Representatives from Piloto 151 and Codetrotters were recently invited to the White House, representing Puerto Rico as one of 72 national “TechHire” communities to announce a campaign to place 100,000 Americans into tech jobs by 2020.
The nonprofits were selected earlier this year to join the #100kby2020 campaign to help fill more than half a million open technology jobs across all industries and regions in the country.
“We were invited to the White House to learn about what other TechHire communities were doing to bridge the talent gap in their states and cities and to share regional best practices and recipes for success,” said Sofia Stolberg, CEO of both entities.
“We not only validated many of our current strategies to bridge the tech divide, but with this new network and the support of the TechHire team, we are confident we will be able to continue scaling our efforts,” she said.

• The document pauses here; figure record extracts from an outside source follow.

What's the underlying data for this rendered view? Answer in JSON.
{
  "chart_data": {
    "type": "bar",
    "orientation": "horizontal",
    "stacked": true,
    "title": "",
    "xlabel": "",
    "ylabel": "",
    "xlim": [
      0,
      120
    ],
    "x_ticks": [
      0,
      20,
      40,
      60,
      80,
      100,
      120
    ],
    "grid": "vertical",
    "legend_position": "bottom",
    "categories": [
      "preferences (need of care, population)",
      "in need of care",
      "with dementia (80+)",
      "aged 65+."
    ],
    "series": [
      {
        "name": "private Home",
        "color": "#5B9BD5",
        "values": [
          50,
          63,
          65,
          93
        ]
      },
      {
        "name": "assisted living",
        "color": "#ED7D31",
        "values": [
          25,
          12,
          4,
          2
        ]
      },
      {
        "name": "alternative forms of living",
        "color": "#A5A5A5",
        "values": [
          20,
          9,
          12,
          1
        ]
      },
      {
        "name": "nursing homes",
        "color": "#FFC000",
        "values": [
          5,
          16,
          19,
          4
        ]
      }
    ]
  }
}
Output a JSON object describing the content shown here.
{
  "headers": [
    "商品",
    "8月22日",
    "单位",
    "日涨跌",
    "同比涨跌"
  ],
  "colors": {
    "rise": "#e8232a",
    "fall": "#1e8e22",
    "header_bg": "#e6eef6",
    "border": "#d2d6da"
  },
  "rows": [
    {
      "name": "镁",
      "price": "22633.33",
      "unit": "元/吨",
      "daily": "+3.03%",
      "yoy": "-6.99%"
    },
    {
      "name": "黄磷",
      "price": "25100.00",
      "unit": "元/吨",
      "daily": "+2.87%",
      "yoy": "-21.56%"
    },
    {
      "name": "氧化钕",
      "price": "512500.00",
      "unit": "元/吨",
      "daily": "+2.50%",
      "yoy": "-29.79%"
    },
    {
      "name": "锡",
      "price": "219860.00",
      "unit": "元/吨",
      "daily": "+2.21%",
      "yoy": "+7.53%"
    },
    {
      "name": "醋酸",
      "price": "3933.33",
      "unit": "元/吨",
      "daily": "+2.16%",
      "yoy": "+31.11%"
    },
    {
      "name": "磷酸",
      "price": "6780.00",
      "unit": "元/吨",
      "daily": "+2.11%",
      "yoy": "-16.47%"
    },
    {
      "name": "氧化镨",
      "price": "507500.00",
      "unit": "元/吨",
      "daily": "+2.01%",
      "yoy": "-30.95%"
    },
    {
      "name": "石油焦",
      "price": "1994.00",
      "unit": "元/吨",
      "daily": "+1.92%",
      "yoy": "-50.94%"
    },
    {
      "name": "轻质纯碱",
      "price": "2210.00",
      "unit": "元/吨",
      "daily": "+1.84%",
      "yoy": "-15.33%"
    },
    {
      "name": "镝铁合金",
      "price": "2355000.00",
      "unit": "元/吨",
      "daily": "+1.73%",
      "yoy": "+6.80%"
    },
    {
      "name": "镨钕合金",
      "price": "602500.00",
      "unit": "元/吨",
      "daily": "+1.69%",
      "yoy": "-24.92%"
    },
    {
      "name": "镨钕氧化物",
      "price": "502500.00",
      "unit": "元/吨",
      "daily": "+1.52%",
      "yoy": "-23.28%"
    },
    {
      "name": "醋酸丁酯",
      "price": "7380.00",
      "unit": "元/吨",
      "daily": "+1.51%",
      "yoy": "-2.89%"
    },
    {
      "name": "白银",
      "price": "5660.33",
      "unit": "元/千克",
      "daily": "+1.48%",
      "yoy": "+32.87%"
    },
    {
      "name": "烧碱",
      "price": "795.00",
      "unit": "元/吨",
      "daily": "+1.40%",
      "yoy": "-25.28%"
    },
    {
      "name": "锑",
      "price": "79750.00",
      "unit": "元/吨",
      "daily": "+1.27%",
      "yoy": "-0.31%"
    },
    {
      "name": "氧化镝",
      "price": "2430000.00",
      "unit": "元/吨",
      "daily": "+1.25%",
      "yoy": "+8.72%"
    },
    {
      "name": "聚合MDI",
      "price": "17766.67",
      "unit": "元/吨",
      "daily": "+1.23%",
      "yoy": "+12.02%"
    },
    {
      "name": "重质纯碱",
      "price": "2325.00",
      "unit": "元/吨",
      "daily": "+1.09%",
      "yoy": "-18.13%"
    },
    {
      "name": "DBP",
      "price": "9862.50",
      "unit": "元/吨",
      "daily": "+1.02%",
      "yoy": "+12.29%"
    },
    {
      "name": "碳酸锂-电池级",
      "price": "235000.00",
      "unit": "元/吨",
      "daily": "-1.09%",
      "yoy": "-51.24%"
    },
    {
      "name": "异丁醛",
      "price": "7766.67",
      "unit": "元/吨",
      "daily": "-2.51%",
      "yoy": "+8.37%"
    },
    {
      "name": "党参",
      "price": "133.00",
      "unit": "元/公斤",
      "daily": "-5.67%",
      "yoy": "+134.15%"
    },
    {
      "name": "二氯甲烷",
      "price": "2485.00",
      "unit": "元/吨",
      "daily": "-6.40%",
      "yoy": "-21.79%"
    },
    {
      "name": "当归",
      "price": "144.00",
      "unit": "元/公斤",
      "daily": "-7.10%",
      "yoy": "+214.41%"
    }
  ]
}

For the past year, Piloto 151 and Codetrotters, alongside their community partners, have been working to help employers find outstanding tech talent and job seekers start successful technical careers.
As part of the TechHire Initiative, Puerto Rico and its tech community leaders are now positioned to double down on their efforts and ramp up both the training and the placement.
The TechHire Initiative is a nationwide movement which was launched by President Obama in 2015 to help underrepresented job seekers start careers in the high paying technology sector.
TechHire helps communities across America by supporting accelerated tech training providers in their efforts to engage employers, seek funding and create multi-sectorial partnerships that result in more robust tech talent pipelines, standardized hiring practices and more jobs.
Present at the White House TechHire Summit were more than 100 leaders from all over the United States including employers like Cisco and GE, numerous coding bootcamps, entrepreneurs, and municipal and government leaders.
Megan Smith, the Chief Technology Officer of the United States, delivered a keynote speech focused on the importance of making tech more inclusive and highlighting the success of initiatives that have been able to pave the way for minorities, women and underrepresented people to become a part of the tech economy.
“There’s an idea in our culture that there’s technical people and nontechnical people. We need to get rid of that,” said Smith. “With the advent of accelerated coder training programs, anybody, regardless of their background, can learn how to code in as little as three months.”
In Puerto Rico, Piloto 151 and Codetrotters have trained close to 100 students, most without prior technical backgrounds, in their 10-week, part-time courses. The Puerto Rico community has pledged to place 100 students in technical positions in 2017.
The Department of Economic Development and Commerce, along with more than a dozen organizations and employers, including the Puerto Rico IT Cluster, the Science and Technology Research Trust, Grupo Guayacán, the San Juan Tech Meetup, Parallel18, HackPR, Rocksolid Technologies, Wovenware, Hewlett Packard Entreprises Puerto Rico and Truenorth Corporation are some of the partners participating in these efforts.
“TechHire’s #100kby2020 campaign will bring together organizations and individuals across the country to fill our open tech jobs” said Tess Posner, Managing Director of TechHire at Opportunity@Work,
“The growth and success of TechHire will come from local leaders, employers, innovative training programs, and community-based organizations that collaborate to expand their local tech sectors and create pathways to the middle class for local talent,” Posner said.